“The Switch” : Thinking in a foreign (dead) language

A couple of people have asked me recently what this is like, and expressed something of their frustration that they can’t go from “mental translation” to “thinking in (Greek, Latin, Hebrew, Klingon)”

I do think this is hard to explain, especially if you haven’t experienced it for any language – if you’re a monoglot who has always thought in one language as long as you can remember, and your primary (or only) experience of language learning is grammar/translation/dead-languages, this is just hard to conceptualise.

So, here’s a suggestion. Watch some youtube:

Here’s day 1 TPR in French, or Rico teaching Greek, or do a search for anything TPR, TPRS, WAYK and ‘day 1’.

These are classes in which you should be able to just watch, and match language to action. Sure, I know there’s some translation going on in your head. I would generally discourage that, but also don’t stress about it. In saying I’d discourage it, I really mean, “don’t try to translate”, I don’t mean, “fight against any instinct to translate”

For me, personally, operating in an L2 is a bit like flicking a ‘switch’. One minute I’m in English, and then I flip that switch, and start thinking in, say, Gaelic. And I keep thinking in Gaelic and talking in Gaelic, as much as I can.
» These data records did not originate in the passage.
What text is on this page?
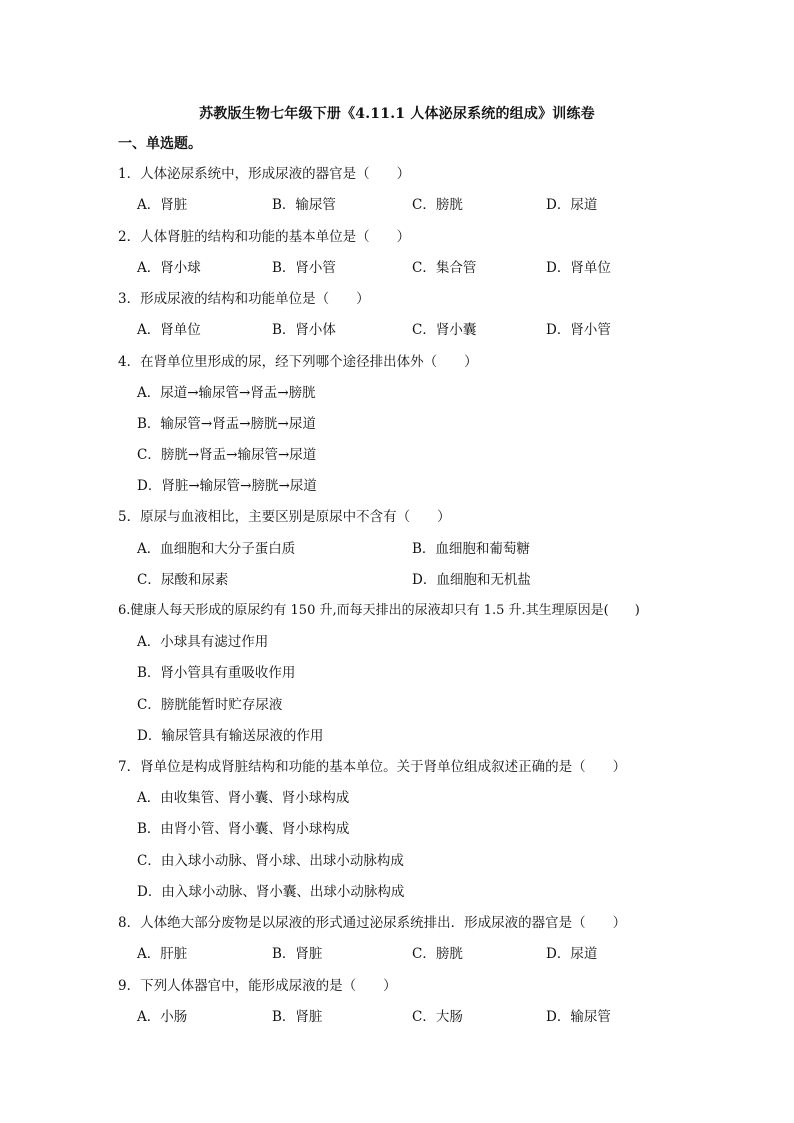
苏教版生物七年级下册《4.11.1 人体泌尿系统的组成》训练卷
一、单选题。
1．人体泌尿系统中，形成尿液的器官是（　　）
A．肾脏	B．输尿管	C．膀胱	D．尿道
2．人体肾脏的结构和功能的基本单位是（　　）
A．肾小球	B．肾小管	C．集合管	D．肾单位
3．形成尿液的结构和功能单位是（　　）
A．肾单位	B．肾小体	C．肾小囊	D．肾小管
4．在肾单位里形成的尿，经下列哪个途径排出体外（　　）
A．尿道→输尿管→肾盂→膀胱
B．输尿管→肾盂→膀胱→尿道
C．膀胱→肾盂→输尿管→尿道
D．肾脏→输尿管→膀胱→尿道
5．原尿与血液相比，主要区别是原尿中不含有（　　）
A．血细胞和大分子蛋白质	B．血细胞和葡萄糖
C．尿酸和尿素	D．血细胞和无机盐
6.健康人每天形成的原尿约有 150 升,而每天排出的尿液却只有 1.5 升.其生理原因是(　　)
A．小球具有滤过作用
B．肾小管具有重吸收作用
C．膀胱能暂时贮存尿液
D．输尿管具有输送尿液的作用
7．肾单位是构成肾脏结构和功能的基本单位。关于肾单位组成叙述正确的是（　　）
A．由收集管、肾小囊、肾小球构成
B．由肾小管、肾小囊、肾小球构成
C．由入球小动脉、肾小球、出球小动脉构成
D．由入球小动脉、肾小囊、出球小动脉构成
8．人体绝大部分废物是以尿液的形式通过泌尿系统排出．形成尿液的器官是（　　）
A．肝脏	B．肾脏	C．膀胱	D．尿道
9．下列人体器官中，能形成尿液的是（　　）
A．小肠	B．肾脏	C．大肠	D．输尿管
That tends to only get disrupted when I hit a point where I can’t find the word for what I want to express. That’s like an obstacle in my mental ‘flow’, and it will get filled. Sometimes it gets filled by random other language (so I will almost always have a random word from one language slip into others), or English. If it’s not a big deal, you can kind of flow around that and keep going. Languages where I’m really fluent (like I used to be in Mongolian), I can just keep operating in the language on and on, and in fact dropping in some English won’t disrupt me. That’s genuine code-switching, rather than language interference.

The thing I’d say is, just keep at it. “It” here is reading, listening, exposing yourself to as much easy, comprehensible language input as you can. The more you can pile this up, the more input you’re getting, the more you will be able to make that jump. Don’t stress about it, but don’t keep encouraging the translation habit.